Note: both of these messages already exist in the form of "container update" events, but the Workbench log viewer doesn't display them.
Updated by Radhika Chippada over 8 years ago
- Target version set to 2016-09-14 sprint
Updated by Tom Clegg over 8 years ago
- Teach Workbench to watch for state changes, and display them as text in the logging area
- Explicitly log a chunk of text from crunch-dispatch-* and crunch-run when something interesting happens (e.g., event_type="dispatch", properties={"text":"locked by dispatcher pid=%d"})
Updated by Tom Clegg over 8 years ago
In the current setup we write HTML for the "terminal window" widget in two different places: once in Ruby where we first render the log tab, and again in JavaScript when we append new logs as they arrive via websocket. So far, this seems reasonable because the JS side consists of appending text to a "pre" element. However, if we want to do something beyond just copying text from the log entries -- e.g., notice event_type=update logs and look in old/new_attributes to see whether state changed -- keeping the Ruby and JS implementations synchronized might get annoying fast.
Some options:- Do this on the client side (in JS), so these logs will be displayed if they arrive while you have the page open, but if you hit Refresh (or arrive at the page too late) you'll miss them.
- Port/copy the code to Ruby as well. Add comments and tests to assist with "change X whenever you change Y".
- Don't pre-render the log content in the Ruby code. Instead, use client-side code to retrieve older log events from the API server.
I think the best outcome is (1)+(3), but if it's going to be a while before we get around to (3), we should probably do (2) in the meantime.
Updated by Tom Clegg over 8 years ago
9679-dispatch-event-logs @ b046d1f
...logs a message in Workbench when a container changes state, e.g.,
2016-09-06T14:10:31.506744197Z Container zzzzz-dz642-queuedcontainer was returned to the queue 2016-09-06T14:10:31.516115221Z Container zzzzz-dz642-queuedcontainer was taken from the queue by a dispatch process 2016-09-06T14:10:31.536427858Z Container zzzzz-dz642-queuedcontainer started 2016-09-06T14:10:31.546526907Z Container zzzzz-dz642-queuedcontainer finished with exit code 1 (failure)
Until we do (2) or (3) in note-7 these messages appear only if the log tab is open when those events occur. This isn't ideal, but it does address the problem of the user seeing nothing at all when there's a problem running slurm jobs.
Updated by Radhika Chippada over 8 years ago
- Just one question. In work_unit_log.js => var stamp = eventData.event_at + " " -- Are we guaranteed that any “properties.text” is terminated with a new line? That is, do we need to prepend the eventData.event_at with a “ “ when there is text in properties?

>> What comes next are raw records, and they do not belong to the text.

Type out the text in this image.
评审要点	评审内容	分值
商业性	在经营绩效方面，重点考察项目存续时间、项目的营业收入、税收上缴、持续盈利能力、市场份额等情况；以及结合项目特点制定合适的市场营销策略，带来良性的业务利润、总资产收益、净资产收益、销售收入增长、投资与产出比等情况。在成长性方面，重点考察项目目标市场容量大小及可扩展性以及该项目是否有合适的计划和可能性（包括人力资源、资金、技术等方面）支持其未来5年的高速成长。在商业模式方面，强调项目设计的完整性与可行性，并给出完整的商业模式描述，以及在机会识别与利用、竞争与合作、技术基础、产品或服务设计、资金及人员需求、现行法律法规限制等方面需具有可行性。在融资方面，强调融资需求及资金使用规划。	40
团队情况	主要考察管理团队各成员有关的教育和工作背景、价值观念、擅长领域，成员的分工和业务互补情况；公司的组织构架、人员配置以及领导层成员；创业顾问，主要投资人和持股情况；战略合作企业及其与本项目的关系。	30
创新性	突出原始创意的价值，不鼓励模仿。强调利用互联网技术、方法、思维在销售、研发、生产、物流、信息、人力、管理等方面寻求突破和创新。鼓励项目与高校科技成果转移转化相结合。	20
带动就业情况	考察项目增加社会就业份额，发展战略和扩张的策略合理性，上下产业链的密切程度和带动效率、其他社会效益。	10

- I didn't run any of the tests and am assuming you tested already :)
LGTM
Updated by Tom Clegg over 8 years ago
The previous code assumed log.properties.text always contains all relevant newlines, but now that we're inserting other stuff between logs, it makes more sense to enforce a line break after each entry. Added a trailing newline when needed.
Updated by Tom Clegg over 8 years ago
- Status changed from In Progress to Resolved
Copied option (3) from note-7 to #10007